There are 4 comments at the moment, we would love to hear your opinion too.

  1. Derek Bradley ceo Panacea Adviser 2nd May 2014 at 8:28 am

    The key observation here is “Hopefully ……………Tyrie and his committee will finally be the ones to apply some pressure to help ensure consumers are getting value for money from their regulator”.

    I fear as an industry we will be disappointed, regulators have no concept of cost or benefit. A quick read of the Regulators Code will put to bed any notion that they take the slightest note of cost, caring little for the impact these costs have on those they regulate, let alone the consumer in who’s name the costs are incurred.

    I would very much like to know what costs are incurred by provider firms are too, the total will be massive and again will end up parked at the consumers door.

    The battle is lost on regulation cost, it was lost long ago. Regulation is an industry. But regulation is self-perpetuating, a real life version of perpetual motion that pays a lot of money to those for whom that career path is chosen. For example, over the past decade, the average pay per employee at the FSA was around £78,000.

    We all know about the failures of regulation in financial services, but would UK plc and its population (now commonly referred to as ‘vulnerable consumers’, ‘stressed commuters’, ‘long suffering motorists’ or ‘hard working families’) be better off as a result of much reduced regulatory action. Or see it replaced with that all important mix (of fast diminishing human attributes that regulation has rendered idle) common sense, caveat emptor and intuition?

    Here is just a sample selection of regulators,

    http://panaceaadviser.com/main/st9481/Is+regulation+breaking+UK+plc%3F.htm

    I think many reading this would see confusion, failure, cover ups, unintended consequences and huge spends seeing zero benefit for everyone except those that work in regulation.

    Back to the drawing board I think Mr Tyrie.

  2. Julian Stevens 3rd May 2014 at 2:22 pm

    Unless or until Andrew Tyrie heads up a Committee with the power to DIRECT rather than merely put to the FCA suggestions that it ought to make changes to the how it operates and what it costs, what hope can there be for anything to change? Look what happened when he suggested to Martin Wheatley that there’s a compelling case for the FCA to reimburse intermediaries for the £118m we’ve been overcharged by the FSA over the past five years. Martin Wheatley effectively gave Andrew Tyrie a V sign and just said NO. End of. Attempts to reason with or to persuade the FCA on such issues or to appeal to any sense of fair play are flatly rejected.

    Can’t Andrew Tyrie see this? And why is APFA making no attempts to get this obviously and totally unacceptable state of affairs changed?

  3. Derek Bradley ceo Panacea Adviser 6th May 2014 at 9:11 am

    The TSC should be asking why no refunds are forthcoming, especially when the ‘victims’ are mostly small ‘vulnerable’ businesses who do not have lots of reserve funds as they have paid more than they should to an inept regulator over a number of years?

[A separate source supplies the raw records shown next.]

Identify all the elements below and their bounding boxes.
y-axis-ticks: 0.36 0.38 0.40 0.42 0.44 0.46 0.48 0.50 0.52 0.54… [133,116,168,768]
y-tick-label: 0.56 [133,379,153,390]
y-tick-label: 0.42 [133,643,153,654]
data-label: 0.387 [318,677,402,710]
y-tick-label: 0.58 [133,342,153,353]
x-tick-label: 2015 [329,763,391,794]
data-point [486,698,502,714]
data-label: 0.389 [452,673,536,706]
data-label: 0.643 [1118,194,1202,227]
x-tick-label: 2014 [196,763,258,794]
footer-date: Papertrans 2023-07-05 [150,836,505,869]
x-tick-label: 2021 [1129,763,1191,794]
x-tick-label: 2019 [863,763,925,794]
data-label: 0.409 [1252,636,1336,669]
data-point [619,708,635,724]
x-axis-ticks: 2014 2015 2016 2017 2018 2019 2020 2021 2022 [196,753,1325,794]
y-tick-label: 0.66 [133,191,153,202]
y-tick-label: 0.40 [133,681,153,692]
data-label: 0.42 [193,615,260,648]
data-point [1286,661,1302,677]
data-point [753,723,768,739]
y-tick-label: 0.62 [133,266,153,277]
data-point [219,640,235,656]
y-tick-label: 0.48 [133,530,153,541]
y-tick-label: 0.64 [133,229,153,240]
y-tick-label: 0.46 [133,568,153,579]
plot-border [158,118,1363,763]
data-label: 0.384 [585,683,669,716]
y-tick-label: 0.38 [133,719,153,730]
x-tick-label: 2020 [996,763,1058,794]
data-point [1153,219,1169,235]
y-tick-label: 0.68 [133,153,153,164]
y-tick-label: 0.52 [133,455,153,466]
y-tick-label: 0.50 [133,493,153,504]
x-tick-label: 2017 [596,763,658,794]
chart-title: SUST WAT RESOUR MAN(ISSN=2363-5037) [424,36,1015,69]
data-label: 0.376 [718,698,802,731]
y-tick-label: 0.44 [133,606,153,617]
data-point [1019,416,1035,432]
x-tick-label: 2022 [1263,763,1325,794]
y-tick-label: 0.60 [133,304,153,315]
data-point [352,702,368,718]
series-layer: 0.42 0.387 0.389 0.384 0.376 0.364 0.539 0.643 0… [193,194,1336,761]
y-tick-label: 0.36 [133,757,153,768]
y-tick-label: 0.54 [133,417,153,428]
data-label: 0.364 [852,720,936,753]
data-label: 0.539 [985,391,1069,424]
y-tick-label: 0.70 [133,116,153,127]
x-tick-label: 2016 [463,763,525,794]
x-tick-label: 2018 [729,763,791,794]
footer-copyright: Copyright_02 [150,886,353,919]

    Al Capone reckoned that “Capitalism is the legitimate racket of the ruling class”. I wonder what his view on financial services regulation would be?

    As an observation, Chris Hannant said, when asked about this at a Panacea event in January, that everything was “sorted” on this matter. I assume it is not and will not be?

  4. Julian Stevens 6th May 2014 at 1:07 pm

    Andrew Tyrie put to Martin Wheatley that there’s a strong case for reimbursement. Wheatley said NO. And that was that.

    In what way does Chris Hannant consider the matter to be “sorted”?